A Course in Miracles does not call it a mountain but a bridge. When you finally step onto the bridge and begin crossing, life becomes a little disoriented, a little discombobulated. You know where you’re going – and you’re ready to go, you’re more than ready – but you’re still close to what you left. The gravitational pull of illusion is still tangible.
In the transition there is a period of confusion, in which a sense of actual disorientation may occur. But fear it not, for it means only that you have willing to let go your hold on the distorted frame of reference that seemed to hold your world together (T-16.VI.7:4-5).
“Bridge,” like “hill,” is misleading because it implies we are in motion: that we are actually going somewhere, actually doing something. But in fact, the bridge – like the hill – is simply “a transition in the perspective of reality” (T-16.VI.7:1). We are not doing a damn thing except learning how to see without the error inherent in perception. We don’t do anything to perception; we simply begin to apprehend what lies beyond it. We stop falling for lies; we begin to realize (and accept) that “Truth is true” (T-14.II.2:5).
In a way, to even write this is a kind of frivolity. It is an experience that doesn’t lend itself to language, and it is so personal that what resonates for one of us can seem cold and dead to another. On the other hand, it’s not possible to make a mistake. So you do what you can, and let the various chips fall where they fall. The Truth is beyond our ability to injure or impair; all we can really do is studiously avoid looking at it. But you and I are mostly past that now, thank Christ.
Perhaps what I am trying to say is that you, like me, have begun the last steps of what A Course in Miracles calls a “journey without distance” (T-8.VI.9:7). And rather than fuss about the external details – who is with us, who has left us, what we’re carrying and so forth – perhaps it is time to simply focus on this last journey: this brief passage across the bridge that isn’t real, this brief ascent up a hill that doesn’t exist.
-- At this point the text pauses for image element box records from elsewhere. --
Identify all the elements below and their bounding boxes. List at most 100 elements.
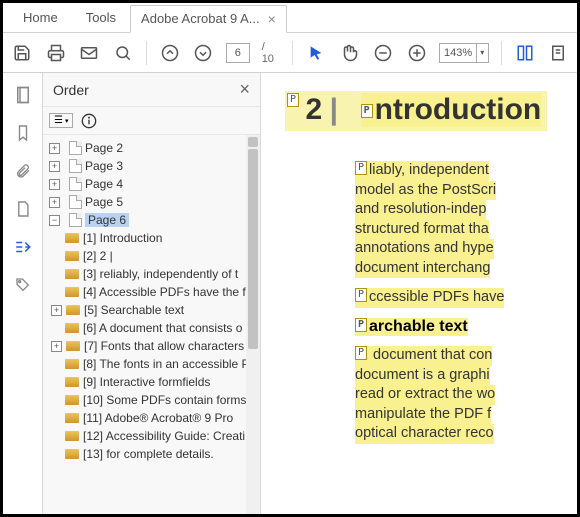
order-panel-icon[interactable] — [13, 237, 33, 257]
panel-close-icon[interactable]: × — [239, 79, 250, 100]
tree-item-row[interactable]: [4] Accessible PDFs have the fo — [47, 283, 260, 301]
heading-bar: | — [330, 93, 338, 126]
thumbnails-icon[interactable] — [13, 85, 33, 105]
tree-item-row[interactable]: [1] Introduction — [47, 229, 260, 247]
page-total: / 10 — [262, 41, 280, 65]
tree-item-row[interactable]: + [5] Searchable text — [47, 301, 260, 319]
separator — [146, 41, 147, 65]
panel-subtoolbar: ☰▾ — [43, 107, 260, 135]
paragraph-block: Pliably, independent model as the PostSc… — [355, 161, 577, 278]
tree-item-row[interactable]: [11] Adobe® Acrobat® 9 Pro — [47, 409, 260, 427]
zoom-in-icon[interactable] — [406, 42, 428, 64]
p-tag-marker: P — [355, 288, 367, 302]
tag-icon — [65, 269, 79, 279]
tree-item-label: [10] Some PDFs contain forms — [83, 393, 246, 407]
search-icon[interactable] — [112, 42, 134, 64]
expand-icon[interactable]: + — [49, 161, 60, 172]
panel-header: Order × — [43, 73, 260, 107]
paragraph-block: P document that con document is a graphi… — [355, 346, 577, 444]
subheading-block: Parchable text — [355, 318, 577, 336]
page-up-icon[interactable] — [159, 42, 181, 64]
nav-rail — [3, 73, 43, 514]
attachment-icon[interactable] — [13, 161, 33, 181]
tree-item-row[interactable]: [12] Accessibility Guide: Creati — [47, 427, 260, 445]
tag-icon — [66, 305, 80, 315]
chevron-down-icon[interactable]: ▾ — [476, 44, 488, 62]
info-icon[interactable] — [81, 113, 97, 129]
scrollbar[interactable] — [246, 135, 260, 514]
tree-item-label: [9] Interactive formfields — [83, 375, 210, 389]
tree-item-row[interactable]: [8] The fonts in an accessible P — [47, 355, 260, 373]
tree-page-row[interactable]: +Page 3 — [47, 157, 260, 175]
tag-icon — [65, 323, 79, 333]
heading-intro: Pntroduction — [361, 93, 542, 127]
tag-icon — [65, 377, 79, 387]
expand-icon[interactable]: + — [51, 341, 62, 352]
tag-icon — [65, 395, 79, 405]
print-icon[interactable] — [45, 42, 67, 64]
tag-icon[interactable] — [13, 275, 33, 295]
expand-icon[interactable]: + — [49, 197, 60, 208]
page-down-icon[interactable] — [192, 42, 214, 64]
tree-item-row[interactable]: [2] 2 | — [47, 247, 260, 265]
page-number-input[interactable]: 6 — [226, 43, 250, 63]
tree-item-row[interactable]: [10] Some PDFs contain forms — [47, 391, 260, 409]
tree-item-label: [5] Searchable text — [84, 303, 184, 317]
save-icon[interactable] — [11, 42, 33, 64]
p-tag-marker: P — [287, 93, 299, 107]
tree-page-row[interactable]: −Page 6 — [47, 211, 260, 229]
page-icon — [69, 195, 82, 209]
scroll-thumb[interactable] — [248, 149, 258, 349]
tree-page-row[interactable]: +Page 4 — [47, 175, 260, 193]
separator — [501, 41, 502, 65]
hand-tool-icon[interactable] — [338, 42, 360, 64]
share-icon[interactable] — [547, 42, 569, 64]
tag-icon — [65, 431, 79, 441]
tree-item-row[interactable]: + [7] Fonts that allow characters — [47, 337, 260, 355]
tree-item-label: [7] Fonts that allow characters — [84, 339, 244, 353]
collapse-icon[interactable]: − — [49, 215, 60, 226]
options-menu-icon[interactable]: ☰▾ — [49, 113, 73, 128]
tree-item-row[interactable]: [9] Interactive formfields — [47, 373, 260, 391]
tab-document[interactable]: Adobe Acrobat 9 A... × — [130, 5, 287, 33]
p-tag-marker: P — [355, 346, 367, 360]
tree-item-row[interactable]: [6] A document that consists o — [47, 319, 260, 337]
tree-item-label: [1] Introduction — [83, 231, 162, 245]
p-tag-marker: P — [355, 161, 367, 175]
separator — [292, 41, 293, 65]
document-view[interactable]: P 2 | Pntroduction Pliably, independent … — [261, 73, 577, 514]
expand-icon[interactable]: + — [49, 179, 60, 190]
toolbar: 6 / 10 143%▾ — [3, 33, 577, 73]
tree-item-row[interactable]: [3] reliably, independently of t — [47, 265, 260, 283]
heading-number: 2 — [305, 93, 322, 126]
expand-icon[interactable]: + — [51, 305, 62, 316]
page-icon — [69, 141, 82, 155]
select-tool-icon[interactable] — [305, 42, 327, 64]
zoom-level-input[interactable]: 143%▾ — [439, 43, 488, 63]
tab-home[interactable]: Home — [9, 4, 72, 31]
order-panel: Order × ☰▾ +Page 2+Page 3+Page 4+Page 5−… — [43, 73, 261, 514]
tree-item-label: [11] Adobe® Acrobat® 9 Pro — [83, 411, 233, 425]
tree-item-label: [4] Accessible PDFs have the fo — [83, 285, 252, 299]
paragraph-block: Pccessible PDFs have — [355, 288, 577, 308]
tree-page-row[interactable]: +Page 5 — [47, 193, 260, 211]
tab-tools[interactable]: Tools — [72, 4, 130, 31]
scroll-up-arrow[interactable] — [248, 137, 258, 147]
zoom-out-icon[interactable] — [372, 42, 394, 64]
save-cloud-icon[interactable] — [514, 42, 536, 64]
page-icon[interactable] — [13, 199, 33, 219]
tree-item-label: [13] for complete details. — [83, 447, 214, 461]
p-tag-marker: P — [355, 318, 367, 332]
main-area: Order × ☰▾ +Page 2+Page 3+Page 4+Page 5−… — [3, 73, 577, 514]
page-icon — [69, 159, 82, 173]
p-tag-marker: P — [361, 104, 373, 118]
order-tree[interactable]: +Page 2+Page 3+Page 4+Page 5−Page 6 [1] I… — [43, 135, 260, 514]
tree-page-row[interactable]: +Page 2 — [47, 139, 260, 157]
bookmark-icon[interactable] — [13, 123, 33, 143]
mail-icon[interactable] — [78, 42, 100, 64]
tree-item-row[interactable]: [13] for complete details. — [47, 445, 260, 463]
expand-icon[interactable]: + — [49, 143, 60, 154]
close-icon[interactable]: × — [268, 11, 276, 27]
tag-icon — [65, 233, 79, 243]
tag-icon — [65, 449, 79, 459]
Delay will hurt you now more than before, only because you realize it is delay, and that escape from pain is really possible. Find hope and comfort, rather than despair in this . . . you are no longer wholly insane, and you would soon recognize the guilt of self-betrayal for what it is (T-16.VI.8:6-8).
Be attentive; be kind; be helpful. Forget yourself. Forgive yourself quickly and generously when you seem to fall short. There are no mistakes in salvation! (M-3.1:6) All the gift of our attention reveals is that we’re okay – we’re more than okay. We are home.